Relaxation of arterial smooth muscle: a new function of a water-soluble degradation product of coenzyme Q (ubiquinone).

Treatment of coenzyme Q with ozone yielded a degradation product having unmodified ring that retained its spectral characteristics and a truncated side-chain that made it water-soluble. This derivative, but not the intact lipid-quinone, showed relaxation of phenylephrine-contracted rat arterial rings. This effect offers an explanation for the known hypotensive action of exogenous coenzyme Q regardless of its side-chain length.

Relaxation of arterial smooth muscle by water-soluble derivatives of coenzyme Q (ubiquinone).

Treatment of coenzyme Q with ozone, permanganate, and ferrous sulfate in presence of ascorbate or hydrogen peroxide yielded water-soluble degradation products, possibly having truncated side-chain and modified ring.These derivatives, but not the intact lipid-quinone, showed relaxation of phenylephrine-contracted rat arterial rings.
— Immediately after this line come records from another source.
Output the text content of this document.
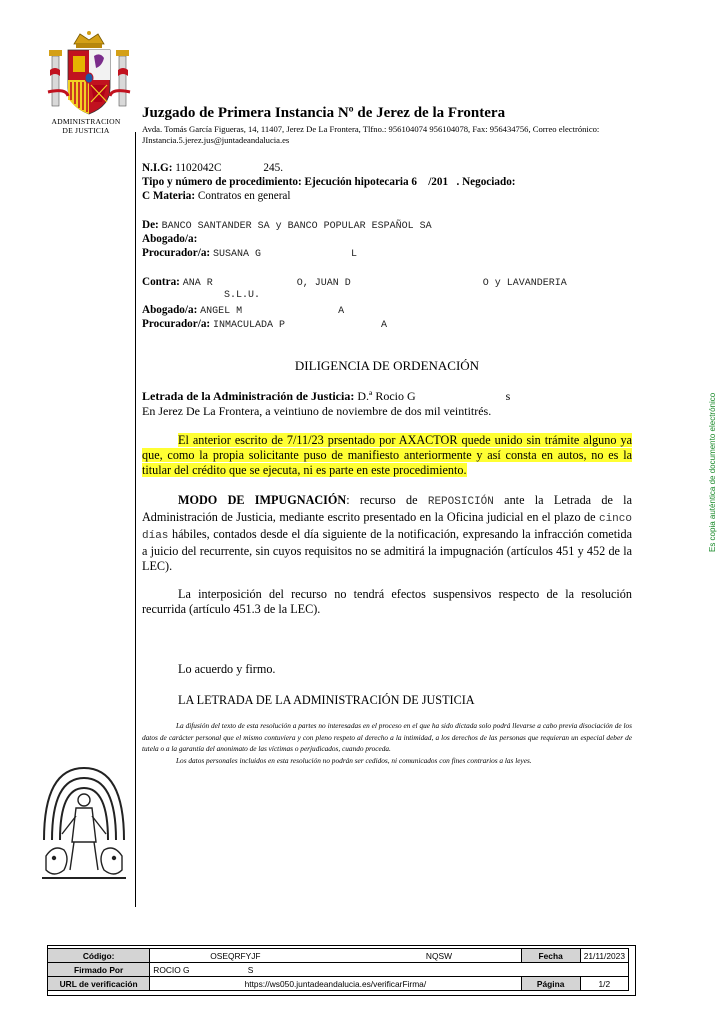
ADMINISTRACION
DE JUSTICIA
Juzgado de Primera Instancia Nº de Jerez de la Frontera
Avda. Tomás García Figueras, 14, 11407, Jerez De La Frontera, Tlfno.: 956104074 956104078, Fax: 956434756, Correo electrónico: JInstancia.5.jerez.jus@juntadeandalucia.es
N.I.G: 1102042C               245.
Tipo y número de procedimiento: Ejecución hipotecaria 6    /201   . Negociado:
C Materia: Contratos en general
De: BANCO SANTANDER SA y BANCO POPULAR ESPAÑOL SA
Abogado/a:
Procurador/a: SUSANA G               L
Contra: ANA R              O, JUAN D                      O y LAVANDERIA
S.L.U.
Abogado/a: ANGEL M                A
Procurador/a: INMACULADA P                A
DILIGENCIA DE ORDENACIÓN
Letrada de la Administración de Justicia: D.ª Rocio G                              s
En Jerez De La Frontera, a veintiuno de noviembre de dos mil veintitrés.
El anterior escrito de 7/11/23 prsentado por AXACTOR quede unido sin trámite alguno ya que, como la propia solicitante puso de manifiesto anteriormente y así consta en autos, no es la titular del crédito que se ejecuta, ni es parte en este procedimiento.
MODO DE IMPUGNACIÓN: recurso de REPOSICIÓN ante la Letrada de la Administración de Justicia, mediante escrito presentado en la Oficina judicial en el plazo de cinco días hábiles, contados desde el día siguiente de la notificación, expresando la infracción cometida a juicio del recurrente, sin cuyos requisitos no se admitirá la impugnación (artículos 451 y 452 de la LEC).
La interposición del recurso no tendrá efectos suspensivos respecto de la resolución recurrida (artículo 451.3 de la LEC).
Lo acuerdo y firmo.
LA LETRADA DE LA ADMINISTRACIÓN DE JUSTICIA
La difusión del texto de esta resolución a partes no interesadas en el proceso en el que ha sido dictada solo podrá llevarse a cabo previa disociación de los datos de carácter personal que el mismo contuviera y con pleno respeto al derecho a la intimidad, a los derechos de las personas que requieran un especial deber de tutela o a la garantía del anonimato de las víctimas o perjudicados, cuando proceda.
Los datos personales incluidos en esta resolución no podrán ser cedidos, ni comunicados con fines contrarios a las leyes.
Es copia auténtica de documento electrónico
Código:	OSEQRFYJF	NQSW	Fecha	21/11/2023
Firmado Por	ROCIO G                         S			
URL de verificación	https://ws050.juntadeandalucia.es/verificarFirma/		Página	1/2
Representative samples of these also decreased blood pressure when injected into the femoral vein in the rat.These effects offer an explanation for the hypotensive action of exogenous coenzyme Q regardless of its side-chain length.

Decavanadate interacts with microsomal NADH oxidation system and enhances cytochrome c reduction.
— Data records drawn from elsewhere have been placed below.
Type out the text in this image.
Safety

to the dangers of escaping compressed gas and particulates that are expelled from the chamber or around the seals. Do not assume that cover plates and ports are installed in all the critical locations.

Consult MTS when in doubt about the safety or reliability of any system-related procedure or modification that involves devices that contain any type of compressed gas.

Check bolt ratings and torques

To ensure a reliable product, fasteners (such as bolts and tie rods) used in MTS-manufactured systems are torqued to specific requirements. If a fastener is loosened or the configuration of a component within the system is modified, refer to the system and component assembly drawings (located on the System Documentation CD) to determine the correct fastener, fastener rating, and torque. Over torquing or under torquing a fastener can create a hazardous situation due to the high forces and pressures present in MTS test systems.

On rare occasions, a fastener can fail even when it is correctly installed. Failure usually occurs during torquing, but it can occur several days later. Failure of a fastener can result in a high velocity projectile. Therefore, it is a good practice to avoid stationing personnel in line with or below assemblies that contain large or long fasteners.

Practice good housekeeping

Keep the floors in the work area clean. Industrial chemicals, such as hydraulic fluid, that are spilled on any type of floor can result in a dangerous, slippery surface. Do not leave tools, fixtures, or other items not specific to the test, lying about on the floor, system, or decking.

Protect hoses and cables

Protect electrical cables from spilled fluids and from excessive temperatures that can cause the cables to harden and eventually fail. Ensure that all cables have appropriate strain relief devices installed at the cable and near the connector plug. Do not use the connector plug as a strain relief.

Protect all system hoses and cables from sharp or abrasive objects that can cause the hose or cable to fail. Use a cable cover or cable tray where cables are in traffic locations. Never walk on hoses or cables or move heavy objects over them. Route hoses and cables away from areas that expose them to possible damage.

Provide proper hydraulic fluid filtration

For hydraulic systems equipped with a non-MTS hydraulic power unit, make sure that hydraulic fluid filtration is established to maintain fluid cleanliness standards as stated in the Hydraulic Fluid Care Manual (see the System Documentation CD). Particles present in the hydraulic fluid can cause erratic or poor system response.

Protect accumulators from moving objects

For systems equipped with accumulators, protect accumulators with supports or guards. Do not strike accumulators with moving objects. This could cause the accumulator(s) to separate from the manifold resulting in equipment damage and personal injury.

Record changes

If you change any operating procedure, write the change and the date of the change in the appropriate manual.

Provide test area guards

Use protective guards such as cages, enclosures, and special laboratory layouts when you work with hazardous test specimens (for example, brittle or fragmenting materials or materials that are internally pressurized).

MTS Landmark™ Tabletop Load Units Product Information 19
Oxidation of NADH with accompanying oxygen consumption (NADH:O(2) = 1:1) was observed in the combined presence of metavanadate (MV), decavanadate (DV) and microsomes. Oxygen consumption was negligible in the absence of MV, but NADH was oxidized and DV was reduced to a form of vanadyl-V(IV), colored blue like vanadyl sulfate but differed from it in having a 23-fold higher absorbance at 700 nm. DV can interact with the NADH oxidation system of microsomes as an electron acceptor, in addition to the known ferricyanide and cytochrome c. DV enhances rate of cytochrome c reduction significantly at microM concentrations. These studies indicate potential of DV as a redox intermediate.

Peroxo-bridged divanadate as selective bromide oxidant in bromoperoxidation.
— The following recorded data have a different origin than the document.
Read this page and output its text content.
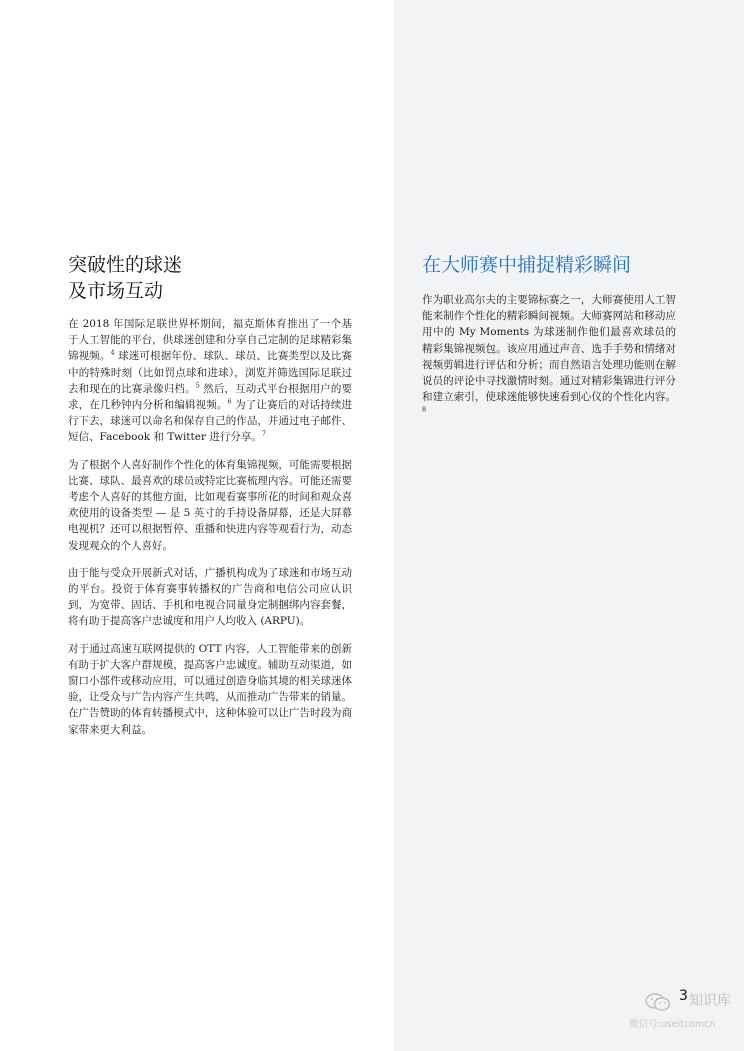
突破性的球迷
及市场互动

在 2018 年国际足联世界杯期间，福克斯体育推出了一个基于人工智能的平台，供球迷创建和分享自己定制的足球精彩集锦视频。$^4$ 球迷可根据年份、球队、球员、比赛类型以及比赛中的特殊时刻（比如罚点球和进球），浏览并筛选国际足联过去和现在的比赛录像归档。$^5$ 然后，互动式平台根据用户的要求，在几秒钟内分析和编辑视频。$^6$ 为了让赛后的对话持续进行下去，球迷可以命名和保存自己的作品，并通过电子邮件、短信、Facebook 和 Twitter 进行分享。$^7$

为了根据个人喜好制作个性化的体育集锦视频，可能需要根据比赛、球队、最喜欢的球员或特定比赛梳理内容。可能还需要考虑个人喜好的其他方面，比如观看赛事所花的时间和观众喜欢使用的设备类型 — 是 5 英寸的手持设备屏幕，还是大屏幕电视机？还可以根据暂停、重播和快进内容等观看行为，动态发现观众的个人喜好。

由于能与受众开展新式对话，广播机构成为了球迷和市场互动的平台。投资于体育赛事转播权的广告商和电信公司应认识到，为宽带、固话、手机和电视合同量身定制捆绑内容套餐，将有助于提高客户忠诚度和用户人均收入 (ARPU)。

对于通过高速互联网提供的 OTT 内容，人工智能带来的创新有助于扩大客户群规模，提高客户忠诚度。辅助互动渠道，如窗口小部件或移动应用，可以通过创造身临其境的相关球迷体验，让受众与广告内容产生共鸣，从而推动广告带来的销量。在广告赞助的体育转播模式中，这种体验可以让广告时段为商家带来更大利益。

在大师赛中捕捉精彩瞬间

作为职业高尔夫的主要锦标赛之一，大师赛使用人工智能来制作个性化的精彩瞬间视频。大师赛网站和移动应用中的 My Moments 为球迷制作他们最喜欢球员的精彩集锦视频包。该应用通过声音、选手手势和情绪对视频剪辑进行评估和分析；而自然语言处理功能则在解说员的评论中寻找激情时刻。通过对精彩集锦进行评分和建立索引，使球迷能够快速看到心仪的个性化内容。$^8$

知识库
微信号:useitcomcn
3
Diperoxovanadate is effective only in presence of free vanadate in vanadium-dependent bromoperoxidation at physiological pH. Peroxide in the form of bridged divanadate complex (VOOV-type), but not the bidentate form as in diperoxovanadate, is proposed to be the oxidant of bromide. In order to obtain direct evidence, peroxo-divanadate complexes with glycyl-glycine, glycyl-alanine and glycyl-asparagine as heteroligands were synthesized. By elemental analysis and spectral studies they were characterized to be triperoxo-divanadates, [V2O,(O2)3(peptide)3] x H2O, with the two vanadium atoms bridged by a peroxide and a heteroligand. The dipeptide seems to stabilize the peroxo-bridge by inter-ligand interaction, possibly hydrogen bonding. This is indicated by rapid degradation of these compounds on dissolving in water with partial loss of peroxide accompanied by release of bubbles of oxygen. The 51V-NMR spectra of such solutions showed diperoxovanadate and decavanadate (oligomerized from vanadate) as the products. Additional oxygen was released on treating these solutions with catalase as expected of residual diperoxovanadate. The solid compounds when added to the reaction mixtures showed transient, rapid bromoperoxidation reaction, but not oxidation of NADH or inactivation of glucose oxidase, the other two activities shown by a mixture of diperoxovanadate and vanadyl. This demonstration of peroxide-bridged divanadate as a powerful, selective oxidant of bromide, active at physiological pH, should make it a possible candidate of mimic in the action of vanadium in bromoperoxidase proteins.